10 Feb 2010

4 Steps to Tackle Debt Successfully

It’s certainly easy enough to get yourself into debt, but when it comes to becoming debt free most people struggle for their entire lives without ever fully experiencing a debt free existence.
There are many ways to deal with debt but following four steps I found most useful for us, so I wanted to share them with you.

1. Identify Your Debt
Listing ALL your debt might feel quite unpleasant but sometimes eyeopening. There are several ways how you can pay off your debt quicker but all of them would require you to know exactly how many holes you need to plug first.
List your debt considering following categories: mortgage, bank overdraft, student loans, store cards, consumer loans (paying off furniture, car, etc.), credit cards, friends and family, tax (for self-employed)... Anything else?

2. Decide How Much You Can Spare

Some of your loans will have a set amount of money and a predetermined length of repayment, others would operate on a minimum payment basis. Do your sums! I have listed all our loans in a table where I could note against each loan monthly minimum payment, loan term, interest rate, overall outstanding balance.
You are looking to establish the minimum you must pay towards all your debt (so if you are currently overpaying on your credit cards you still need to write down the minimum payment they would accept).

Now look at your income and spending, identify how much more than the minimum payment amount you can contribute towards repaying your debt.

We used this Statement of Affairs calculator to establish our monthly outgoings as well as to calculate our net worth and the amount of money we could dedicate to debt repayment.

3. Prioritise Your Goals

Now you need to decide how you want to repay your loans and other debt. Here is a quick overview of the different approaches to debt repayment currently "on offer".

With the debt avalanche method, you pay off your debts by interest rate, tackling the highest rates first. The avalanche is the mathematically superior approach because you will pay less interest and can get out of debt quicker.

Debt snowball approach - here you order your debts by size and pay off the smallest first. The theory goes that quick wins will keep you motivated. You throw as much money as possible at your chosen debt while paying the minimums on the rest. When the targeted debt is gone, you apply the same payment plus the minimum to the next debt, and so on. The amount you apply to your targeted debt grows as you pay off each bill, and you pack together those little victories to make a big dent in what you owe.

The debt snowflake, can supplement the other strategies. When you snowflake, you look for little ways to trim your expenses. Brought lunch with you from home today? If you were "snowflaking," you would apply the £10 you'd saved on lunch directly to your debts, either the same day or at the end of the week (hopefully combined with other little snowflakes of savings).

We use a mix of an avalanche and a snowball. Because we got some money back from one of our loans we had money spare to repay the overdraft on one of the bank accounts which was also the most expensive debt on the list.
Now we are repaying two loans and two credit cards. One of the credit cards receives only a minimum payment and the other credit card gets all extra money that we have allocated for our debt repayment.

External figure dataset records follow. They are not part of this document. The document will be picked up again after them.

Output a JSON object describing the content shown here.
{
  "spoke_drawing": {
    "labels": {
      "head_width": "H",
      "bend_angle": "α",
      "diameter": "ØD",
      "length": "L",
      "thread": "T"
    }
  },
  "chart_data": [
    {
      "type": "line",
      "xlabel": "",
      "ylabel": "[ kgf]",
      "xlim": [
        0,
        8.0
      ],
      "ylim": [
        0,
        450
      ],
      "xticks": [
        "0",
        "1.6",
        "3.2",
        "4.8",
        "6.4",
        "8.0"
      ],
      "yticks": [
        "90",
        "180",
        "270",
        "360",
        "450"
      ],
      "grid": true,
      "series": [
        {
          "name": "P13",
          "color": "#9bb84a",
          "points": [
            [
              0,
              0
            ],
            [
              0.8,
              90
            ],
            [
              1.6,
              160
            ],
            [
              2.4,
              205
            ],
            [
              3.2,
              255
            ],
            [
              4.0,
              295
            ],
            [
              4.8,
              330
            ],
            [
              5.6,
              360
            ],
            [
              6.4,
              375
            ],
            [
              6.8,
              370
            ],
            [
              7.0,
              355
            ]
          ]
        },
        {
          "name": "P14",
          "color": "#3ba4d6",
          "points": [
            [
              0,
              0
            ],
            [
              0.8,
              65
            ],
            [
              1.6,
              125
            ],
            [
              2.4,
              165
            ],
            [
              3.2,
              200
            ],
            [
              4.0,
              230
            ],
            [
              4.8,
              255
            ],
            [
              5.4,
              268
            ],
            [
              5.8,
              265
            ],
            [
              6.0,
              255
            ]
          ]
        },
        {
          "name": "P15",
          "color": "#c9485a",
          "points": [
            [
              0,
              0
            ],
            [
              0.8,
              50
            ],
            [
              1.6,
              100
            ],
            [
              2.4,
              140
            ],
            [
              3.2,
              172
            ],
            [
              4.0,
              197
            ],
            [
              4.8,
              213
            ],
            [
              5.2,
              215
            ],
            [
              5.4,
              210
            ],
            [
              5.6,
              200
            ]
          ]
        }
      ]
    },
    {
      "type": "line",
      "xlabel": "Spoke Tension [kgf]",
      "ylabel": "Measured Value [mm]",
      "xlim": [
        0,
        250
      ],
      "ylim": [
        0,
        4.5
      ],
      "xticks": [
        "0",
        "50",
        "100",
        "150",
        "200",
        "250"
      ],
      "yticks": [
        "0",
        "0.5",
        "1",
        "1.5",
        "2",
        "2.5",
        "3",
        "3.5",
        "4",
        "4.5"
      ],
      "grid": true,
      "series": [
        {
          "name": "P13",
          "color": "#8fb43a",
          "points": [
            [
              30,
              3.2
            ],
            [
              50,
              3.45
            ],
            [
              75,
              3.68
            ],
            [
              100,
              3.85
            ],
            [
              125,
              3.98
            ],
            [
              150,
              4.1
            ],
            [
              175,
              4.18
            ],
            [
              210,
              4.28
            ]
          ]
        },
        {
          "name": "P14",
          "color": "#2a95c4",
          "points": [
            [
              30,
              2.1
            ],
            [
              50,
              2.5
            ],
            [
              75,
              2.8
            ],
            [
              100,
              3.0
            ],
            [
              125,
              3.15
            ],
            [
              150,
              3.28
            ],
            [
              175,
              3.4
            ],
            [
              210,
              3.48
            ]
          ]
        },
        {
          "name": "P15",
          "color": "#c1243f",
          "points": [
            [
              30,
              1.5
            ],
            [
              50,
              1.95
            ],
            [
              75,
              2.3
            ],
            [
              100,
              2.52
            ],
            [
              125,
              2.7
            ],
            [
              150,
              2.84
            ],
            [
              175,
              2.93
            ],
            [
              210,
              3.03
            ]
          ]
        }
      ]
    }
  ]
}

I used the snowball calculator to create our payment schedule. This particular tool allows for change in payment terms (in particular in interest rates). This is very useful if you have cards with introductory low/zero interest rate offers that expire after a while. The tool puts loans with 0% at the top of your list allowing you to repay them while introductory offer lasts.

4. Automate Your Payment

We have direct debits coming out of our joint account so that 90% of our payments are automated. When we recently moved some of our debt to a 0% credit card the small print on this new card (Virgin card) said that the moment we miss a payment remaining credit on our card will be subject to 18.6% interest charged until all the money is paid off.
At the same time Virgin does make it quite complicated if you want set up a direct debit and the only option they offer you to set up over the phone is paying the minimum amount. If you want to pay any more than that it get very confusing and involves paperwork.

It makes me wonder how may people missed their first payment just because the direct debit didn't work and now facing interest charges on their transferred loans ...


By paying off one debt, re-prioritising other payments and increasing overall amount available for repayment by only 10%, we cut the time we will be paying off by nearly two years!

If everything goes to plan we will be debt free by June 2012!